I will never forget how helpless I felt. I did not know what it was, what she was supposed to do or eat, if she would be alright?? Why didn't I have it? G'pa had been living with Celiac for years so he and my G'ma became our educators. (The Internet wasn't available until 1992, ya know.)
So that was just that. Amy began living life as a gluten free gal.
Amy now has three remarkable kiddos, two of which are Celiac as well. Amy always makes sure that the girls never feel as though they are missing out on anything. They tote their GF pizza to a pizza party and bring their own special GF cupcake to a birthday party. She buys all the GF products and cooks and bakes as often as she can.
Amy & the girls love the classics- chocolate chip cookies, cakes, banana bread, etc. I, however, am looking at the food and saying, "what else can we do to that?" or "I think that muffin is ready for a makeover." We are thankful for all the products on the market to help GF living be possible and tasty!
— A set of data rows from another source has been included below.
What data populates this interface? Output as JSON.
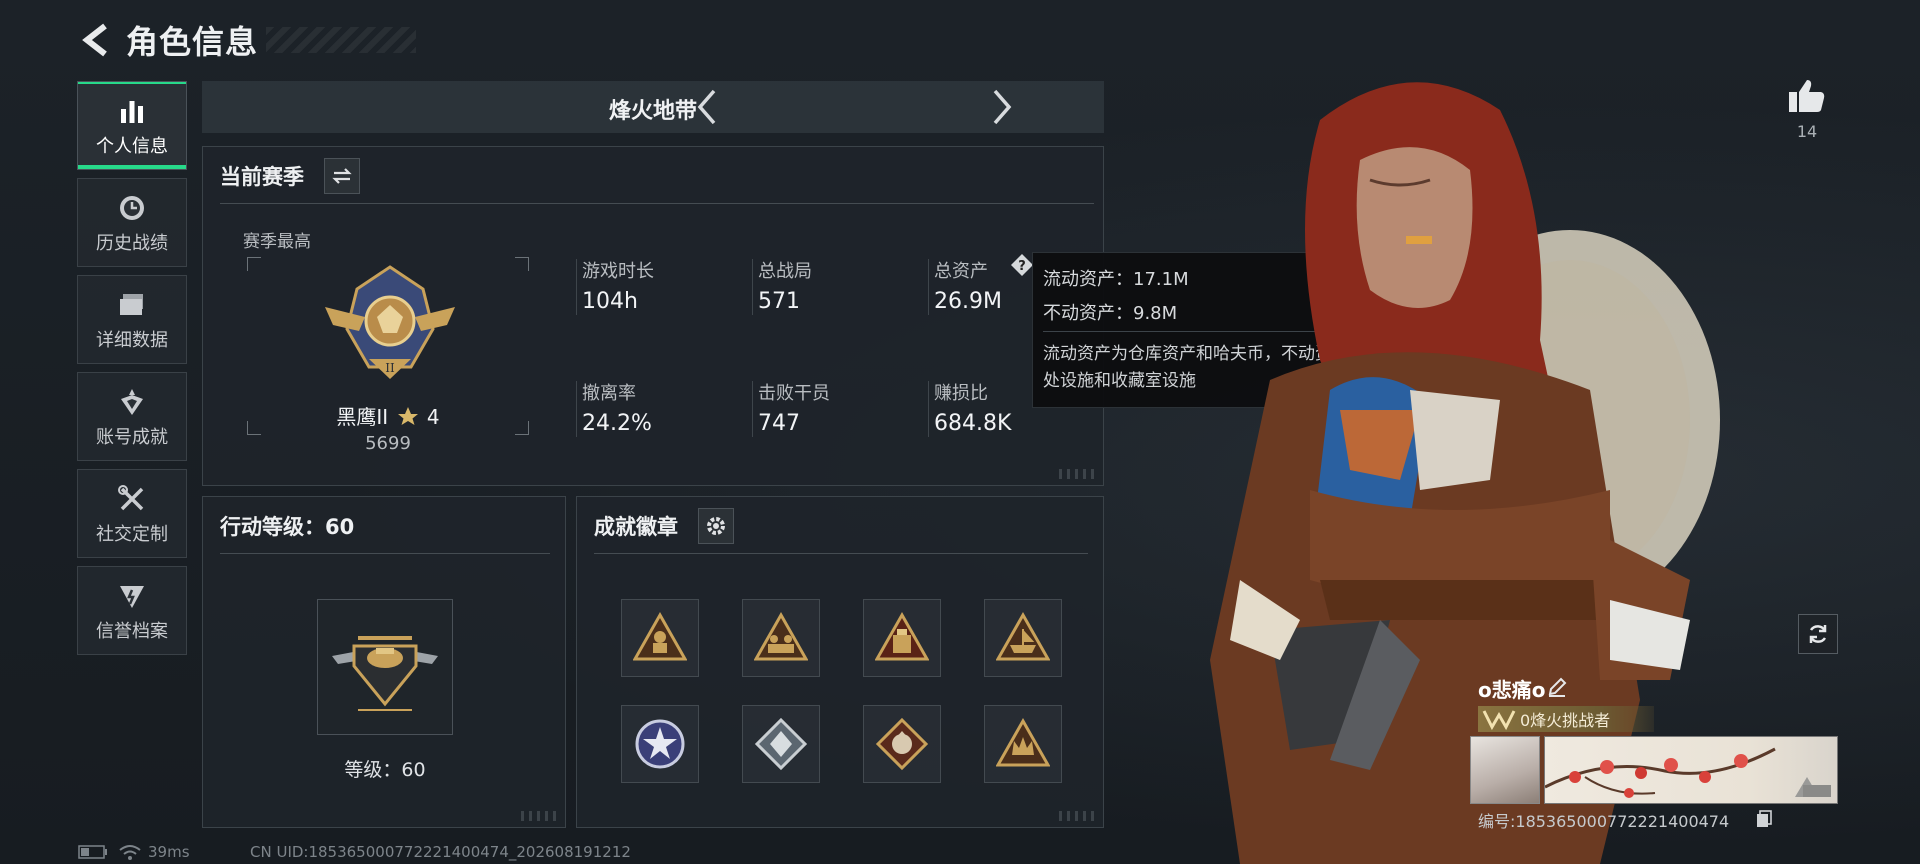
{
  "header": {
    "title": "角色信息"
  },
  "sidebar": {
    "items": [
      {
        "label": "个人信息",
        "icon": "bar-chart-icon",
        "active": true
      },
      {
        "label": "历史战绩",
        "icon": "clock-icon"
      },
      {
        "label": "详细数据",
        "icon": "folder-icon"
      },
      {
        "label": "账号成就",
        "icon": "achievement-icon"
      },
      {
        "label": "社交定制",
        "icon": "tools-icon"
      },
      {
        "label": "信誉档案",
        "icon": "shield-icon"
      }
    ]
  },
  "mode": {
    "name": "烽火地带"
  },
  "season": {
    "title": "当前赛季",
    "best_label": "赛季最高",
    "rank_name": "黑鹰II",
    "rank_stars": "4",
    "rank_score": "5699",
    "stats": [
      {
        "label": "游戏时长",
        "value": "104h"
      },
      {
        "label": "总战局",
        "value": "571"
      },
      {
        "label": "总资产",
        "value": "26.9M"
      },
      {
        "label": "撤离率",
        "value": "24.2%"
      },
      {
        "label": "击败干员",
        "value": "747"
      },
      {
        "label": "赚损比",
        "value": "684.8K"
      }
    ]
  },
  "tooltip": {
    "liquid": "流动资产：17.1M",
    "fixed": "不动资产：9.8M",
    "desc": "流动资产为仓库资产和哈夫币，不动资产为特勤处设施和收藏室设施"
  },
  "action_level": {
    "title": "行动等级：60",
    "level_text": "等级：60"
  },
  "badges": {
    "title": "成就徽章",
    "count": 8
  },
  "likes": {
    "count": "14"
  },
  "player": {
    "name": "o悲痛o",
    "rank_tag": "0烽火挑战者",
    "id_line": "编号:185365000772221400474"
  },
  "status": {
    "ping": "39ms",
    "uid": "CN UID:185365000772221400474_202608191212"
  },
  "colors": {
    "accent": "#27d98a",
    "gold": "#c9a25a"
  }
}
But it can be even better- and that is why The Bartlett Pair- Gluten Free Edibles was born.
We will be at the Sunday Market at the Carousel each week from 11-3. Last Sunday was so much fun and people really enjoyed the products. We will change out a few items each week to get an idea for what the people want!!
Here is what we offered last week:
Pear and Cardamom Muffins
Chocolate & Caramel brownies
Monster Cookies
Parmesan and Herb Flatbread
Maple Glazed Chex & Pretzel mix with Bacon
Feel free to leave comments and/or suggestions!
Thank you for stopping by!
KB
*Pasty- Chunks of beef, potato and onion and a light seasoning of salt and pepper, wrapped in pastry glazed with milk or egg. Originated in Cornwall, England.